Members of the campaign team that helped propel Mr Sanders from relative obscurity to international prominence are now believed to be helping Labour in its quest for victory on 8 June.

“We are in touch with Bernie’s team,” Mr Corbyn said. “They are over here helping us. We also, during the leadership campaign, looked at a lot of their campaigning methods and again some people came over and gave us advice.”

“I think Bernie Sanders ran an incredible campaign and it had a massive effect”, he added. “Who would have thought that in 2017 somebody self-describing themselves as a socialist would get within a whisker of winning the Democratic nomination and, had he been the candidate, who knows, who knows.

“We will never know the answer to that question. But what a formidable guy. I have a lot of time for him.”

Mr Corbyn will be hoping to replicate some of Mr Sanders’ success during the presidential race.

The maverick socialist senator was considered a rank outsider but ended up winning widespread support, and 13 million votes, with his anti-establishment message.

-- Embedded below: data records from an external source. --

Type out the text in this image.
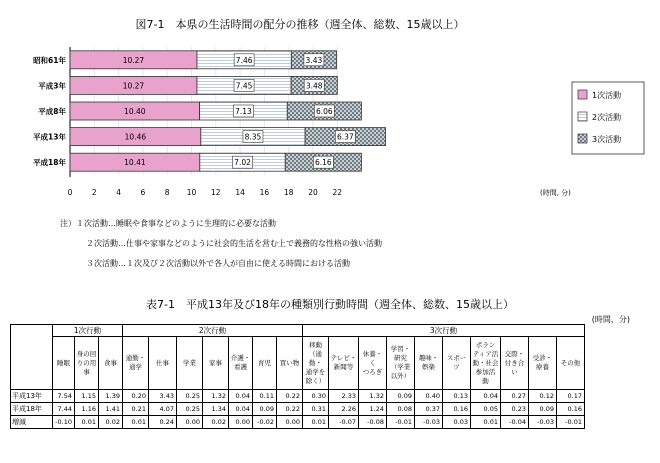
図7-1　本県の生活時間の配分の推移（週全体、総数、15歳以上）
0	2	4	6	8 10 12 14 16 18 20 22	(時間, 分)
昭和61年	10.27	7.46	3.43
平成3年	10.27	7.45	3.48
平成8年	10.40	7.13	6.06
平成13年	10.46	8.35	6.37
平成18年	10.41	7.02	6.16
1次活動
2次活動
3次活動
注）１次活動…睡眠や食事などのように生理的に必要な活動
２次活動…仕事や家事などのように社会的生活を営む上で義務的な性格の強い活動
３次活動…１次及び２次活動以外で各人が自由に使える時間における活動
表7-1　平成13年及び18年の種類別行動時間（週全体、総数、15歳以上）
(時間，分)
	1次行動			2次行動							3次行動									
	睡眠	身の回
りの用
事	食事	通勤・
通学	仕事	学業	家事	介護・
看護	育児	買い物	移動
（通勤・
通学を
除く）	テレビ・
新聞等	休養・く
つろぎ	学習・
研究
（学業
以外）	趣味・
娯楽	スポー
ツ	ボラン
ティア活
動・社会
参加活
動	交際・
付き合
い	受診・
療養	その他
平成13年	7.54	1.15	1.39	0.20	3.43	0.25	1.32	0.04	0.11	0.22	0.30	2.33	1.32	0.09	0.40	0.13	0.04	0.27	0.12	0.17
平成18年	7.44	1.16	1.41	0.21	4.07	0.25	1.34	0.04	0.09	0.22	0.31	2.26	1.24	0.08	0.37	0.16	0.05	0.23	0.09	0.16
増減	-0.10	0.01	0.02	0.01	0.24	0.00	0.02	0.00	-0.02	0.00	0.01	-0.07	-0.08	-0.01	-0.03	0.03	0.01	-0.04	-0.03	-0.01
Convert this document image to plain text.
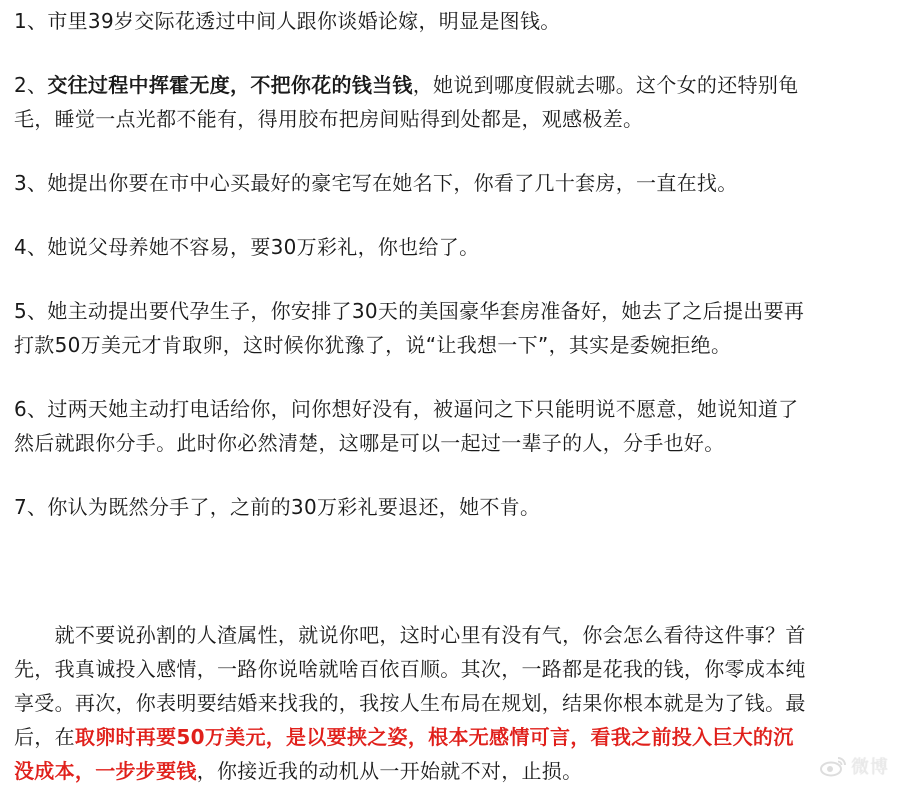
1、市里39岁交际花透过中间人跟你谈婚论嫁，明显是图钱。

2、交往过程中挥霍无度，不把你花的钱当钱，她说到哪度假就去哪。这个女的还特别龟
毛，睡觉一点光都不能有，得用胶布把房间贴得到处都是，观感极差。

3、她提出你要在市中心买最好的豪宅写在她名下，你看了几十套房，一直在找。

4、她说父母养她不容易，要30万彩礼，你也给了。

5、她主动提出要代孕生子，你安排了30天的美国豪华套房准备好，她去了之后提出要再
打款50万美元才肯取卵，这时候你犹豫了，说“让我想一下”，其实是委婉拒绝。

6、过两天她主动打电话给你，问你想好没有，被逼问之下只能明说不愿意，她说知道了
然后就跟你分手。此时你必然清楚，这哪是可以一起过一辈子的人，分手也好。

7、你认为既然分手了，之前的30万彩礼要退还，她不肯。

　　就不要说孙割的人渣属性，就说你吧，这时心里有没有气，你会怎么看待这件事？首
先，我真诚投入感情，一路你说啥就啥百依百顺。其次，一路都是花我的钱，你零成本纯
享受。再次，你表明要结婚来找我的，我按人生布局在规划，结果你根本就是为了钱。最
后，在取卵时再要50万美元，是以要挟之姿，根本无感情可言，看我之前投入巨大的沉
没成本，一步步要钱，你接近我的动机从一开始就不对，止损。	微博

Mr Sanders could provoke family tensions should he endorse Labour.

His brother, Larry, is the Green Party’s health spokesperson and its parliamentary candidate in the Oxford East constituency.

While some members of Mr Sanders’ campaign team are in the UK helping Labour, others played down any comparison between the senator and Mr Corbyn.

“The obvious parallels are in political orientation but I see them as different figures”, Tad Devine, the chief strategist on the Sanders campaign, told The Guardian.

“Bernie Sanders had a great ability to connect with people at a basic level. People connected with him. Jeremy Corbyn does not strike me as someone who makes that kind of connection. I think Hillary Clinton did not make that kind of connection.”